On the other hand Cloudera distribution is much more defined and they have the remarkable contribution in Hadoop development.
That is why my suggestion is to go with Cloudera.

Steps to follow
1. After installing Linux go to Cloudera.com and download Cloudera manager (Install CDH4 Automatically via Cloudera Manager) free edition with the installation documentation. Though there is a fully configured VM available but my suggestion is install it using the bin file so that at least you will have some idea what it is really doing.
2. This distribution is only compatible with 64 bit Linux version thus 64 bit Linux is must. And you should have a stable internet connection for installation purpose
3. After downloading the cloudera-manager-installer.bin, Open the terminal window and enter the below command. You should read the Cloudera Manager Free Edition Installation Guide – here I have only summarized the important topics.

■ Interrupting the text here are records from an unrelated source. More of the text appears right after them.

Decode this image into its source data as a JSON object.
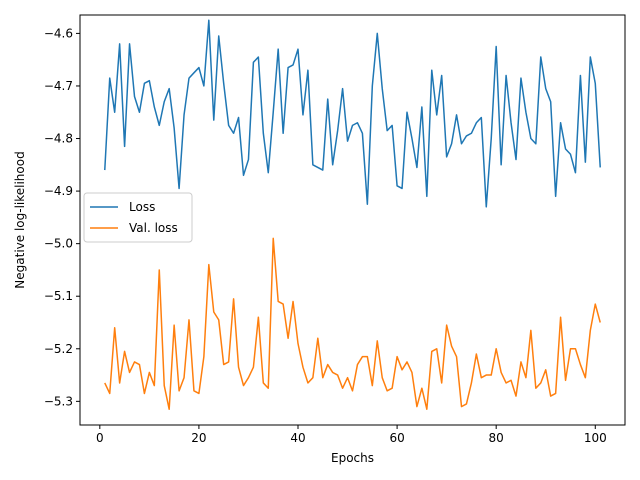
{
  "chart_data": {
    "type": "line",
    "xlabel": "Epochs",
    "ylabel": "Negative log-likelihood",
    "xlim": [
      -4,
      106
    ],
    "ylim": [
      -5.345,
      -4.565
    ],
    "xticks": [
      0,
      20,
      40,
      60,
      80,
      100
    ],
    "yticks": [
      -4.6,
      -4.7,
      -4.8,
      -4.9,
      -5.0,
      -5.1,
      -5.2,
      -5.3
    ],
    "ytick_labels": [
      "−4.6",
      "−4.7",
      "−4.8",
      "−4.9",
      "−5.0",
      "−5.1",
      "−5.2",
      "−5.3"
    ],
    "legend_position": "center-left",
    "grid": false,
    "x": [
      1,
      2,
      3,
      4,
      5,
      6,
      7,
      8,
      9,
      10,
      11,
      12,
      13,
      14,
      15,
      16,
      17,
      18,
      19,
      20,
      21,
      22,
      23,
      24,
      25,
      26,
      27,
      28,
      29,
      30,
      31,
      32,
      33,
      34,
      35,
      36,
      37,
      38,
      39,
      40,
      41,
      42,
      43,
      44,
      45,
      46,
      47,
      48,
      49,
      50,
      51,
      52,
      53,
      54,
      55,
      56,
      57,
      58,
      59,
      60,
      61,
      62,
      63,
      64,
      65,
      66,
      67,
      68,
      69,
      70,
      71,
      72,
      73,
      74,
      75,
      76,
      77,
      78,
      79,
      80,
      81,
      82,
      83,
      84,
      85,
      86,
      87,
      88,
      89,
      90,
      91,
      92,
      93,
      94,
      95,
      96,
      97,
      98,
      99,
      100,
      101
    ],
    "series": [
      {
        "name": "Loss",
        "color": "#1f77b4",
        "values": [
          -4.86,
          -4.685,
          -4.75,
          -4.62,
          -4.815,
          -4.62,
          -4.72,
          -4.75,
          -4.695,
          -4.69,
          -4.74,
          -4.775,
          -4.73,
          -4.705,
          -4.78,
          -4.895,
          -4.755,
          -4.685,
          -4.675,
          -4.665,
          -4.7,
          -4.575,
          -4.765,
          -4.605,
          -4.695,
          -4.775,
          -4.79,
          -4.76,
          -4.87,
          -4.84,
          -4.655,
          -4.645,
          -4.79,
          -4.865,
          -4.75,
          -4.63,
          -4.79,
          -4.665,
          -4.66,
          -4.63,
          -4.755,
          -4.67,
          -4.85,
          -4.855,
          -4.86,
          -4.725,
          -4.85,
          -4.785,
          -4.705,
          -4.805,
          -4.775,
          -4.77,
          -4.79,
          -4.925,
          -4.7,
          -4.6,
          -4.705,
          -4.785,
          -4.775,
          -4.89,
          -4.895,
          -4.75,
          -4.8,
          -4.855,
          -4.74,
          -4.91,
          -4.67,
          -4.755,
          -4.68,
          -4.835,
          -4.81,
          -4.755,
          -4.81,
          -4.795,
          -4.79,
          -4.77,
          -4.76,
          -4.93,
          -4.8,
          -4.625,
          -4.85,
          -4.68,
          -4.77,
          -4.84,
          -4.685,
          -4.75,
          -4.8,
          -4.81,
          -4.645,
          -4.705,
          -4.73,
          -4.91,
          -4.77,
          -4.82,
          -4.83,
          -4.865,
          -4.68,
          -4.845,
          -4.645,
          -4.695,
          -4.855
        ]
      },
      {
        "name": "Val. loss",
        "color": "#ff7f0e",
        "values": [
          -5.265,
          -5.285,
          -5.16,
          -5.265,
          -5.205,
          -5.245,
          -5.225,
          -5.23,
          -5.285,
          -5.245,
          -5.27,
          -5.05,
          -5.27,
          -5.315,
          -5.155,
          -5.28,
          -5.255,
          -5.145,
          -5.28,
          -5.285,
          -5.215,
          -5.04,
          -5.13,
          -5.145,
          -5.23,
          -5.225,
          -5.105,
          -5.235,
          -5.27,
          -5.255,
          -5.235,
          -5.14,
          -5.265,
          -5.275,
          -4.99,
          -5.11,
          -5.115,
          -5.18,
          -5.11,
          -5.19,
          -5.235,
          -5.265,
          -5.255,
          -5.18,
          -5.255,
          -5.23,
          -5.245,
          -5.25,
          -5.275,
          -5.255,
          -5.28,
          -5.23,
          -5.215,
          -5.215,
          -5.27,
          -5.185,
          -5.255,
          -5.28,
          -5.275,
          -5.215,
          -5.24,
          -5.225,
          -5.245,
          -5.31,
          -5.275,
          -5.315,
          -5.205,
          -5.2,
          -5.265,
          -5.155,
          -5.195,
          -5.215,
          -5.31,
          -5.305,
          -5.265,
          -5.21,
          -5.255,
          -5.25,
          -5.25,
          -5.2,
          -5.245,
          -5.265,
          -5.26,
          -5.29,
          -5.225,
          -5.255,
          -5.165,
          -5.275,
          -5.265,
          -5.24,
          -5.29,
          -5.285,
          -5.14,
          -5.26,
          -5.2,
          -5.2,
          -5.23,
          -5.255,
          -5.165,
          -5.115,
          -5.15
        ]
      }
    ]
  }
}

sudo ./cloudera-manager-installer.bin

4. After completing the preliminary step the system will prompt you as above. Click on Close and open your browser and enter http://localhost:7180

5. Enter the user name and password (both are admin)

6. Select the host name for CDH cluster installation and click on continue

7. The system will start installing as below

8. After successful installation click on Continue

9. The System will show you which services it will install

10. For single node cluster choose All Services option

11. Review the configuration summery and click on Continue

12. The system will start configuring the services

13. While installing Hive the system will prompt you for Database details. In my case I have used embedded database. Please click on Test Connection button otherwise the Continue button will not be enabled.

14. After successful installation the system will show you the page as below

15. As you can see the above image my Hive installation was failed due to some unknown reason. And this is the first time Google failed to suggest me what is the reason behind this failure. 😉
what you can do in this situation is –
a) Delete the hive1 and its dependent services. You can do it by clicking the Action button available in the right side of the window
b) Click on the Action button associated with Cluster1-CDH4 and click on Add a Service

c) Select the service you want to install and click continue. The system will download the service installer from internet and will automatically install the service.

Well, seems my CDH4 cluster is in good health now

Online resource you can read

1. Big Data University
2. Coursera for online free courses
3. Apache Hadoop
4. Learn how to learn Hadoop

This is my learning experience on Hadoop so far, yet to learn many more things. Surely, I will share my learning progress in the coming days. And by the way, as I have mentioned at the beginning of my writing, the recommendations/comments I have expressed here are just my personal thought and any advice or correction will be very much appreciated.